"I suppose so," she said, rather drearily. "I thought she believed what I told her."

"Highly unlikely. But when he saw you, Seaton-Carew found you weren't the sort of girl he was after. That's what you told me, isn't it?"

"Yes."

"Did you get any idea of the sort of job he did want a young lady like you for?"

"Not then. Only when I thought it over afterwards, and remembered the questions he'd asked me - not that there was anything in them, taken by themselves - I began to wonder if I was to have been a sort of informant."

Hemingway nodded. "Any reason to think he and Mrs. Haddington were in partnership?"

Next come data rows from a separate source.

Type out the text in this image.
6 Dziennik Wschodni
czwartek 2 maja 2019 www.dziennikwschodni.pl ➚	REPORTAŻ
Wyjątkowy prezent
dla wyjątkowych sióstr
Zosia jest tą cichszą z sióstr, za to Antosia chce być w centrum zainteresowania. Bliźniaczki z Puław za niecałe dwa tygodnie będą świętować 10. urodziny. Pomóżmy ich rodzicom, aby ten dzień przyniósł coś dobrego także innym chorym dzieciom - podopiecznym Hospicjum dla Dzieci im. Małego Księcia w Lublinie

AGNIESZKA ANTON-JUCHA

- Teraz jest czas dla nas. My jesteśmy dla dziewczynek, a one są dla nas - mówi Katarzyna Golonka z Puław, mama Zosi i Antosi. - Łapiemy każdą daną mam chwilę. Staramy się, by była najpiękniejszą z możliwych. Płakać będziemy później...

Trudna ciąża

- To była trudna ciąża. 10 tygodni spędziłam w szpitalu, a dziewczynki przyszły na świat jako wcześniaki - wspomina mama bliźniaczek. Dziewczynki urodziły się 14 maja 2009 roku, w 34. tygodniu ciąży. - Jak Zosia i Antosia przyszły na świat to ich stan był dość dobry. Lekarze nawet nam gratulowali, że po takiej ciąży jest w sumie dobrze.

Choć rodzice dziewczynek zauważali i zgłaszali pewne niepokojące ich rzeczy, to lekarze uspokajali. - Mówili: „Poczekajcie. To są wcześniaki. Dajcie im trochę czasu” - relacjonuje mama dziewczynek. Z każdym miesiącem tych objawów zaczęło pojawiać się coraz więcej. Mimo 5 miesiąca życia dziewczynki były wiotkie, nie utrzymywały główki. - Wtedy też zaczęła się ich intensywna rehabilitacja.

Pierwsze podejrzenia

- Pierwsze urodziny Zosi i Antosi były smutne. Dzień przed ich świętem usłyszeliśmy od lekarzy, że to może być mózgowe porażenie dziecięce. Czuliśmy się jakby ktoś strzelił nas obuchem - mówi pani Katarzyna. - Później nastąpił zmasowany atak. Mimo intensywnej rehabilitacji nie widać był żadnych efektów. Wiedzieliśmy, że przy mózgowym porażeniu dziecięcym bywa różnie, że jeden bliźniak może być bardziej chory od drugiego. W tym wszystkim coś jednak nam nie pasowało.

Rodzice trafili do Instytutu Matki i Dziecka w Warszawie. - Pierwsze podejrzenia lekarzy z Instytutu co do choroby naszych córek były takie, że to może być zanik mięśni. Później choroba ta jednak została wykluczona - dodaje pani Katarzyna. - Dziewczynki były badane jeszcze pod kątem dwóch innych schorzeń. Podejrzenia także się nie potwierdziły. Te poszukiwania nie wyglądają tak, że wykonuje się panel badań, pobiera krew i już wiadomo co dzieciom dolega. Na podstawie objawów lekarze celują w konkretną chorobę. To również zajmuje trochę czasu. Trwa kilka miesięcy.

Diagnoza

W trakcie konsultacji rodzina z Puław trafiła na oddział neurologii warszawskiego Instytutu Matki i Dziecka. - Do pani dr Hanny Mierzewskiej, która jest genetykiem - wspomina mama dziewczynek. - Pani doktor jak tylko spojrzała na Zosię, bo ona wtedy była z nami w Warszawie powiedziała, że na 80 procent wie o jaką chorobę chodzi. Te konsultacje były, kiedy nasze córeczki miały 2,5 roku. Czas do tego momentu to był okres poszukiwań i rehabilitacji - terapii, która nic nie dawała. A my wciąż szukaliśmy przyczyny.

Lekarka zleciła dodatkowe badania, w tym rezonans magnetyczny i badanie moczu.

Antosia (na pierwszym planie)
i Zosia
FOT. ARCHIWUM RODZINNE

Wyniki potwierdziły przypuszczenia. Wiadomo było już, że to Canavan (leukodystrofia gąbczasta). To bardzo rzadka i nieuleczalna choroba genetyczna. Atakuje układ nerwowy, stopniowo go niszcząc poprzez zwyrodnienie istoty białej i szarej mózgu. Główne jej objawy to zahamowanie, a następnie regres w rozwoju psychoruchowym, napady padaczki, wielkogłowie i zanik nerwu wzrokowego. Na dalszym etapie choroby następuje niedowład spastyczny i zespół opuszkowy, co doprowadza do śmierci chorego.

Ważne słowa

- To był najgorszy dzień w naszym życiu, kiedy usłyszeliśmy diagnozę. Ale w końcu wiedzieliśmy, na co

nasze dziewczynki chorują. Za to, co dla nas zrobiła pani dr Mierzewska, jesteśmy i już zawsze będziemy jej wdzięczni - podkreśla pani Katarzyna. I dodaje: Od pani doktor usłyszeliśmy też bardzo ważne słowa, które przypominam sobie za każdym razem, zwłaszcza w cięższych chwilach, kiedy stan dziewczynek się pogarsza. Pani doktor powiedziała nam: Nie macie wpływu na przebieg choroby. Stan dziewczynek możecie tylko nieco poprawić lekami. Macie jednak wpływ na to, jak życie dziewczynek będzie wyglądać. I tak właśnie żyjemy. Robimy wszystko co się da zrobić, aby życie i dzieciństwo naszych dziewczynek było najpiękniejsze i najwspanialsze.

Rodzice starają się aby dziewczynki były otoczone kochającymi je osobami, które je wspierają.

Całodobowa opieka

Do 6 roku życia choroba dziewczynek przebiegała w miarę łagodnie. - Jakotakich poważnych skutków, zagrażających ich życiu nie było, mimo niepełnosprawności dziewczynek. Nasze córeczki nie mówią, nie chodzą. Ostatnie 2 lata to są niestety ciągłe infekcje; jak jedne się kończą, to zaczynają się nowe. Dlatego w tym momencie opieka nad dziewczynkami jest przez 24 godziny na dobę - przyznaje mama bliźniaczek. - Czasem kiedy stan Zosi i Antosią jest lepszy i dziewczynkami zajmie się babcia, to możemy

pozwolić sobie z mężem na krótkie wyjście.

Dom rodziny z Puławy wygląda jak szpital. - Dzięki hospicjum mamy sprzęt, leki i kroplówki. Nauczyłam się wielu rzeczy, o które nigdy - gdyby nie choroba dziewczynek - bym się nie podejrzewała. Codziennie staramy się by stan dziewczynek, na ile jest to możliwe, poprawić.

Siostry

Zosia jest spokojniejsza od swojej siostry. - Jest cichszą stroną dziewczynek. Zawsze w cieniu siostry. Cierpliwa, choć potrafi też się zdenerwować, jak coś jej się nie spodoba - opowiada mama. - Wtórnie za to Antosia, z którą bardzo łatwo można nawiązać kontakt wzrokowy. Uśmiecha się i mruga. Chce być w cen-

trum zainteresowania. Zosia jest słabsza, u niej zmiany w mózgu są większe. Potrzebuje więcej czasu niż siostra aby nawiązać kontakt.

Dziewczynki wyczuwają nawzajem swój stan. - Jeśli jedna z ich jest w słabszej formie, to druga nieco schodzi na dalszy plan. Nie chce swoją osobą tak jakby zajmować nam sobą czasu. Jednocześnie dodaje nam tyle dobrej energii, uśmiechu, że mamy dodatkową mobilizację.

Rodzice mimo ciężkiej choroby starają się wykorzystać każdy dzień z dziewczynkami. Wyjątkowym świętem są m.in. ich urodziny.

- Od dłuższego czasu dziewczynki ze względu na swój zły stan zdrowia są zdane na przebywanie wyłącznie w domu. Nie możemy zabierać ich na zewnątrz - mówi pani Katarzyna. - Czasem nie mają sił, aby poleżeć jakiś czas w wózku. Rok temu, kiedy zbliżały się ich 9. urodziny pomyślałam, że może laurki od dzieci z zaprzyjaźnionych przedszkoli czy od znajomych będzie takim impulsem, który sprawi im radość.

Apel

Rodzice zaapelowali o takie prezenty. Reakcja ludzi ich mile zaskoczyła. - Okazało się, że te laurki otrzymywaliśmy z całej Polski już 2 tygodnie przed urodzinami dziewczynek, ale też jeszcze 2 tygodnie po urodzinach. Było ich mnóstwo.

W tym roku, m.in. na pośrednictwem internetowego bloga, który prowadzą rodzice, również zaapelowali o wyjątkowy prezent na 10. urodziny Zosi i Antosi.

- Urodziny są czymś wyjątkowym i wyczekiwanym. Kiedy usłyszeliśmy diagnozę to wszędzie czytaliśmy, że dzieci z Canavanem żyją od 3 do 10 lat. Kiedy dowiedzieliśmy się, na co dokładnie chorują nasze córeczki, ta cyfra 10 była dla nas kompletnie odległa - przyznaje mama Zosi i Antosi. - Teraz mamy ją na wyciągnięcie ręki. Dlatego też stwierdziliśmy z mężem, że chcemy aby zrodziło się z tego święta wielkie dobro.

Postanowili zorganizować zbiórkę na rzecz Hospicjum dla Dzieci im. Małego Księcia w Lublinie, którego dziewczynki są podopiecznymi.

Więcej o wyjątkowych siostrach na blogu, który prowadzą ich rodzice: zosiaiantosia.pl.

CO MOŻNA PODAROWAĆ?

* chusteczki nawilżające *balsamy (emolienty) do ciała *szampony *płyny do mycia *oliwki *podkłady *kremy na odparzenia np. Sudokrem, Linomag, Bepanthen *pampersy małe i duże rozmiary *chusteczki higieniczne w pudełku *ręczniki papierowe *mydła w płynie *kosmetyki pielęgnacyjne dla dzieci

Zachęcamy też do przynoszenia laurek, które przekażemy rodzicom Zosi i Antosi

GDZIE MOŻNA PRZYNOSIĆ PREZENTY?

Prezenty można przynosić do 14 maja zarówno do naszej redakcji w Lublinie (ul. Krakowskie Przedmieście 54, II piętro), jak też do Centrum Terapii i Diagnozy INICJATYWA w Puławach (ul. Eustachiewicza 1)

"I can't answer that. I honestly don't know. They were very intimate, that's all I can say."

He shut his notebook, and restored it to his pocket. "All right; I shan't keep you any longer tonight, Miss Birtley. I'm going to hand you over to your legal adviser, and I won't conceal from you that while he's giving you a bite of supper, I'm going to send one of my men to check up on your story. That's routine, as Mr.. Harte will tell you. I've got to be certain those accounts are where you say they are. I've no wish to start a lot of talk, so if you like to write a note to your landlady, authorising her to let the bearer take the books and the bills out of your bureau, he won't have to show her his card."

She got up, and went to the desk. "Thank you. Decent of you! I'll do that, only I can't leave this house before Miss Pickhill gets here. Cynthia Haddington might come in at any moment, and somebody ought to be here, besides the servants. Miss Pickhill has to come from Putney, you see."

The telephone-bell sounded as she picked up a pen. She made as if to lift the receiver, and then checked herself, looking enquiringly at Hemingway.